According to a new study, people suffering from HIV tend to spend more time in therapy to manage the chronic condition. The study was published in journal AIDS. Speaking about the issue, Dr. Ira Wilson, corresponding author of the new study in AIDS and chair of Health Services Policy and Practice Department in the Brown University School of Public Health, said, “This represents a lot of people who are not dying and not infecting other. These differences represent tremendous, very real benefit.”
The research racked Medicaid claims to measure medication persistence among 43,598 HIV patients in 14 states over the decade. Persistence refers to the time from starting treatment to discontinuing it. The study also compared those rates to persistence with medications for other chronic conditions among hundreds of thousands more patients without HIV-infection.
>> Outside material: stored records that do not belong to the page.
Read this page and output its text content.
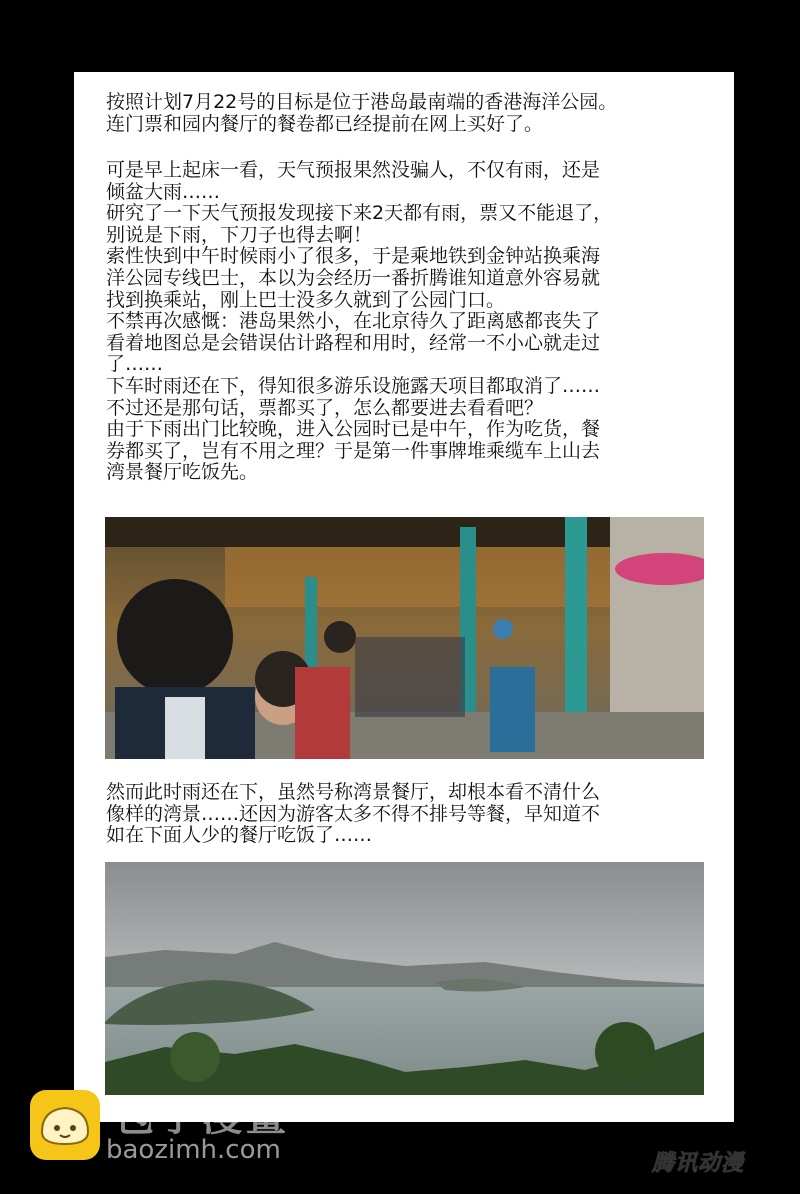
按照计划7月22号的目标是位于港岛最南端的香港海洋公园。
连门票和园内餐厅的餐卷都已经提前在网上买好了。
可是早上起床一看，天气预报果然没骗人，不仅有雨，还是
倾盆大雨……
研究了一下天气预报发现接下来2天都有雨，票又不能退了，
别说是下雨，下刀子也得去啊！
索性快到中午时候雨小了很多，于是乘地铁到金钟站换乘海
洋公园专线巴士，本以为会经历一番折腾谁知道意外容易就
找到换乘站，刚上巴士没多久就到了公园门口。
不禁再次感慨：港岛果然小，在北京待久了距离感都丧失了
看着地图总是会错误估计路程和用时，经常一不小心就走过
了……
下车时雨还在下，得知很多游乐设施露天项目都取消了……
不过还是那句话，票都买了，怎么都要进去看看吧？
由于下雨出门比较晚，进入公园时已是中午，作为吃货，餐
券都买了，岂有不用之理？于是第一件事牌堆乘缆车上山去
湾景餐厅吃饭先。
然而此时雨还在下，虽然号称湾景餐厅，却根本看不清什么
像样的湾景……还因为游客太多不得不排号等餐，早知道不
如在下面人少的餐厅吃饭了……
包子漫畫
baozimh.com	腾讯动漫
In 2001-2003, half of patients stopped taking HIV medications 23 months after starting them, but by 2004-2006 the median of persistence reached 35 months. In the final study period, 2007-2010, more than half the patients were still taking the medications by the study’s end, so the median had not even been reached.
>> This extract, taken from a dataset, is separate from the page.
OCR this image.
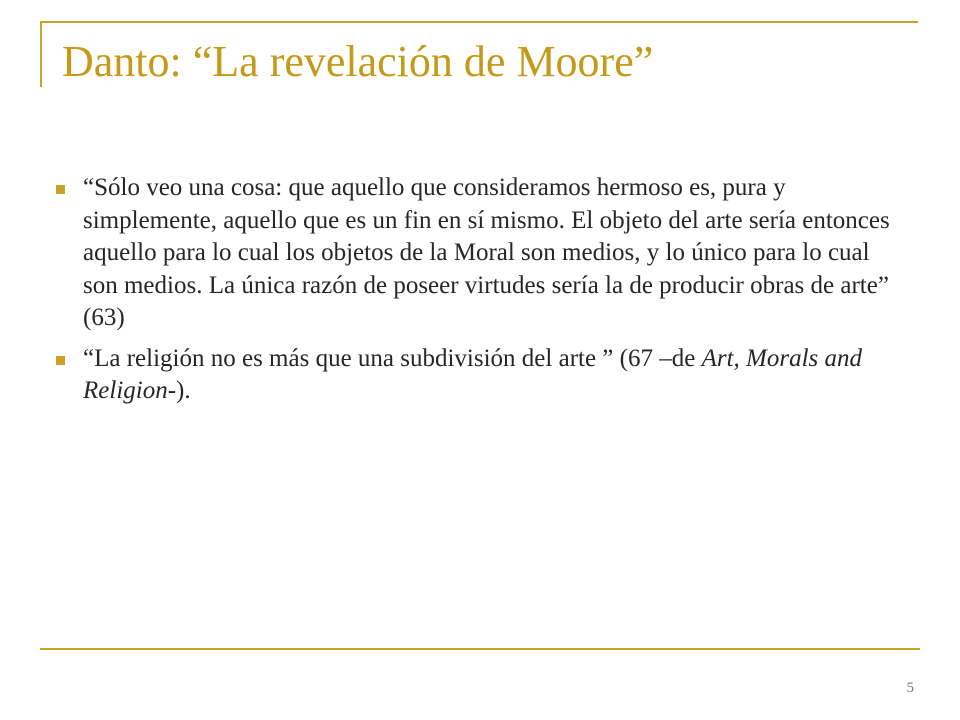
Danto: “La revelación de Moore”
“Sólo veo una cosa: que aquello que consideramos hermoso es, pura y simplemente, aquello que es un fin en sí mismo. El objeto del arte sería entonces aquello para lo cual los objetos de la Moral son medios, y lo único para lo cual son medios. La única razón de poseer virtudes sería la de producir obras de arte” (63)
“La religión no es más que una subdivisión del arte ” (67 –de Art, Morals and Religion-).
5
Statistical analysis that adjusted for possible confounding factors confirmed that the last group of patients had a reduced risk of discontinuing their medications compared to patients at the beginning of the decade. A few other studies have shown a similar trend, but they have been based on data from advanced, individual clinics, Wilson said. This study is the first to show progress among a broad-based, low-income population.
Study’s lead author Bora Youn and Wilson agreed that while results showing strong increases in treatment persistence over a decade were encouraging, they acknowledged that it’s still a major problem that so many people apparently discontinue HIV medications after a few years.